IT security needs to be more closely aligned with other corporate security functions, with an individual role co-ordinating and monitoring converged enterprise risk, according to a new benchmarking study by PricewaterhouseCoopers (PwC).
The consultancy firm approached 10 of its FTSE 100 clients with the aim of discovering "what a 21st century security function looks like".
Steve Wright, security and business continuity management leader at PwC, claimed that the results highlight a lack of integration between IT security, and areas of corporate security tasked with fighting counterfeiting, terrorism, bribery, intellectual property infringement and other risks.
In today's climate, criminals are likely to target several vulnerabilities in different vectors to achieve their goals, necessitating "a more joined-up approach" from security and risk teams, the report said.
"There is a silo mentality, in that we commonly find [these problems] all dealt with by different heads of department," said Wright.
"This is not necessarily wrong, but it could be enhanced by someone looking holistically and co-ordinating, and looking at risk over different points."

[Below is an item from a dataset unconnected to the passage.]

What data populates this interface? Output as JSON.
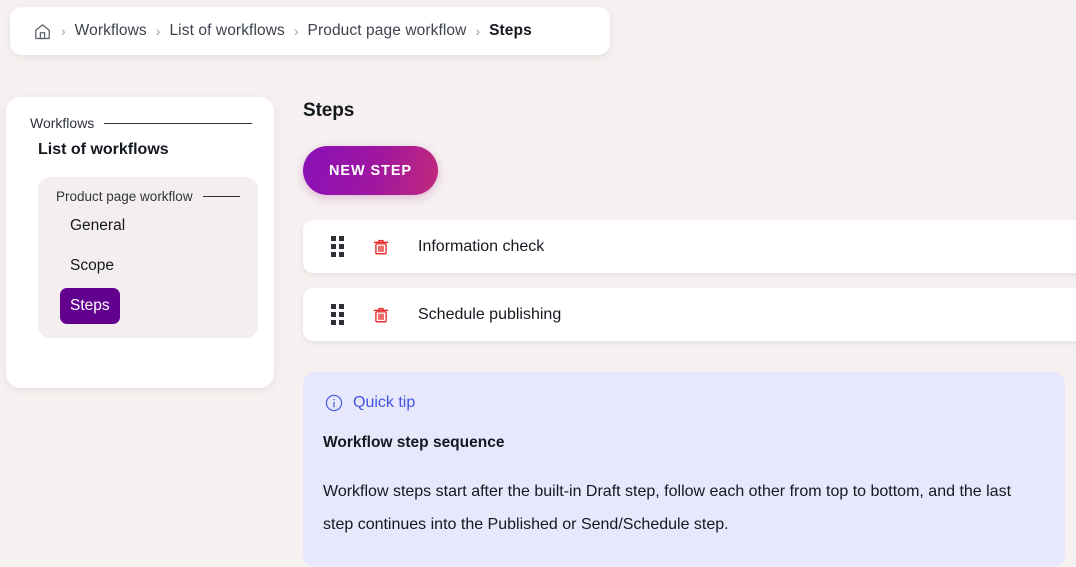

He added that the recession will force companies to look at this as an area in which they could make significant efficiency gains.
Nick Frost, senior research consultant at the Information Security Forum, argued that insider threats, mobile malware and offshoring are all areas of potential high risk.
"The threat from organised crime is well reported, and most organisations are seeing this increase dramatically with the recession," he said.
Wright added that the combined corporate and IT security function should be focused on business protection through understanding information assets, applying a thorough risk assessment methodology, preparing for business continuity and ensuring adequate resilience.